Muchas personas tienen alguna actividad que no solo importa por el fin sino también por el gusto mismo de hacerla. Puede ser la carpintería, la jardinería, la cocina, la decoración de interiores… Son actividades que mezclan lo doméstico y lo técnico, a las que se puede llamar «bricolaje».

Configurar un computador es así para mí. ¡Es estupendo abrir las opciones avanzadas, comprender los términos, buscar soluciones, llevar la máquina al límite‥! El hecho de que a veces haya fallas no es una tragedia, sino una oportunidad de aprender. Con el conocimiento obtenido de esta manera, uno puede resolver problemas y así, eventualmente, ayudar a otros.

Creo que la mejor forma de acercarse a los computadores es así, con el espíritu del que hace bricolaje. Y creo que, en el mundo de los computadores, el software libre y de código abierto es una celebración de ese espíritu.

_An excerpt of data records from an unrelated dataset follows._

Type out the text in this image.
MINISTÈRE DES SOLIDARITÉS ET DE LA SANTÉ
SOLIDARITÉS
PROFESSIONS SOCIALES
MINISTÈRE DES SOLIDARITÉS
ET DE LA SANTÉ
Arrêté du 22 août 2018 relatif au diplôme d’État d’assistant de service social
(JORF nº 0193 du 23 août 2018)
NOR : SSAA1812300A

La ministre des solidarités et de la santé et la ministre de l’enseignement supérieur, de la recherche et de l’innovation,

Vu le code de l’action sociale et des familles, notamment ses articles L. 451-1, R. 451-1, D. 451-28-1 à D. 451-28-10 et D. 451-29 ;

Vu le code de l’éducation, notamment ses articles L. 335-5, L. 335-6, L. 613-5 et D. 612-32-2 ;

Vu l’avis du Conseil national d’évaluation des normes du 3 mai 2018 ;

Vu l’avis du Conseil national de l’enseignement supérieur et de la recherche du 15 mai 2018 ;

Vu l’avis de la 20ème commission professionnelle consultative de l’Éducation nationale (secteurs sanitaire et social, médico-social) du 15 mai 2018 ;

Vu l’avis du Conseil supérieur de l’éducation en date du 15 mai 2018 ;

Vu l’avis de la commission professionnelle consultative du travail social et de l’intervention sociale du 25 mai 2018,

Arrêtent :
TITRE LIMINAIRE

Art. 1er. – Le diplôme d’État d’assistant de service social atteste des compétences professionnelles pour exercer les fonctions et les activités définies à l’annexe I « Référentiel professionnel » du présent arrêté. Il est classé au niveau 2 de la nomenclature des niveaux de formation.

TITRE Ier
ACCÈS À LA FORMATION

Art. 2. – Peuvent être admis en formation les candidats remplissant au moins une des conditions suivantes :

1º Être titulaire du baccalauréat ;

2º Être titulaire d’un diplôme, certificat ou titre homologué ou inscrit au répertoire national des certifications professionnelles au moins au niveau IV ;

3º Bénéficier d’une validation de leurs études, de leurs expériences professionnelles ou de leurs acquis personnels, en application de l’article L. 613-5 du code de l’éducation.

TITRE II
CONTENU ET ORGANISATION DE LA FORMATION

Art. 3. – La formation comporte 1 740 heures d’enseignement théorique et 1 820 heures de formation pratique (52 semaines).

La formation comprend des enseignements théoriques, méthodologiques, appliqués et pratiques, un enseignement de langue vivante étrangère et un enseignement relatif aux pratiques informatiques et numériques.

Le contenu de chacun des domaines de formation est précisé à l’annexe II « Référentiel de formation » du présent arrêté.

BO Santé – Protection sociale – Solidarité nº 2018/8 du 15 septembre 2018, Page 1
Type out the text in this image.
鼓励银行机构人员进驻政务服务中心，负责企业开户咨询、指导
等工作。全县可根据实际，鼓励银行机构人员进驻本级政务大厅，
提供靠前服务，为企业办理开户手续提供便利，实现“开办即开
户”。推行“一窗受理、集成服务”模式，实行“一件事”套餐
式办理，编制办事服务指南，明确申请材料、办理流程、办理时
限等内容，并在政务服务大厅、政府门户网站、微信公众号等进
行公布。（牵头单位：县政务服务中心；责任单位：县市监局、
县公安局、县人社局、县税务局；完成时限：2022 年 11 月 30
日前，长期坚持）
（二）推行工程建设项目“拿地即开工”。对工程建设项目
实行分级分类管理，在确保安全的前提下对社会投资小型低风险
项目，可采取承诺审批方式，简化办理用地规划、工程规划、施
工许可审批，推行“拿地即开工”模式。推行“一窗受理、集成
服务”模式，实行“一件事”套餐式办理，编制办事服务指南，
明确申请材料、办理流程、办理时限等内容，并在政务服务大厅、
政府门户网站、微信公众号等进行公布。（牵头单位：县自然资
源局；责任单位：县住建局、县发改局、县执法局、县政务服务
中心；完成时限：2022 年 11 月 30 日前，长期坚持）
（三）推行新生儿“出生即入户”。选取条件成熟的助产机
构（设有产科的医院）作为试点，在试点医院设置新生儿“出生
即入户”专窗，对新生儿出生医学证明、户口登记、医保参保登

En este tipo de software, el código con el que está hecho un programa se publica en Internet para que cualquier persona interesada pueda estudiarlo, copiarlo, modificarlo y, si lo desea, mejorarlo. Todo el material está disponible en la red.

Incluso, para quienes no están interesados en el código, hay foros en línea donde todo se puede preguntar y hay páginas web con ayudas y documentación completa. En lugar de esconder el conocimiento y castigar a quienes lo encuentran, en el software libre y de código abierto se han creado sistemas de «bricolaje colectivo» para difundirlo y ampliarlo.

Este blog está pensado para servir de introducción a ese software. En cada página hay instrucciones detalladas acerca de cómo instalar y configurar los programas que me parecen más útiles, de forma fácil y secuencial. Me interesa en particular el software que sirve para hacer investigación en ciencias sociales y humanidades, aunque dedico un buen espacio a las configuraciones básicas y a aspectos de seguridad.

Hice este blog para invitar a las personas que gusten de hacer bricolaje con sus computadores a usar software libre y de código abierto. Se trata de una pequeña contribución personal a un modo de hacer tecnología más ético, que cada vez convoca más personas.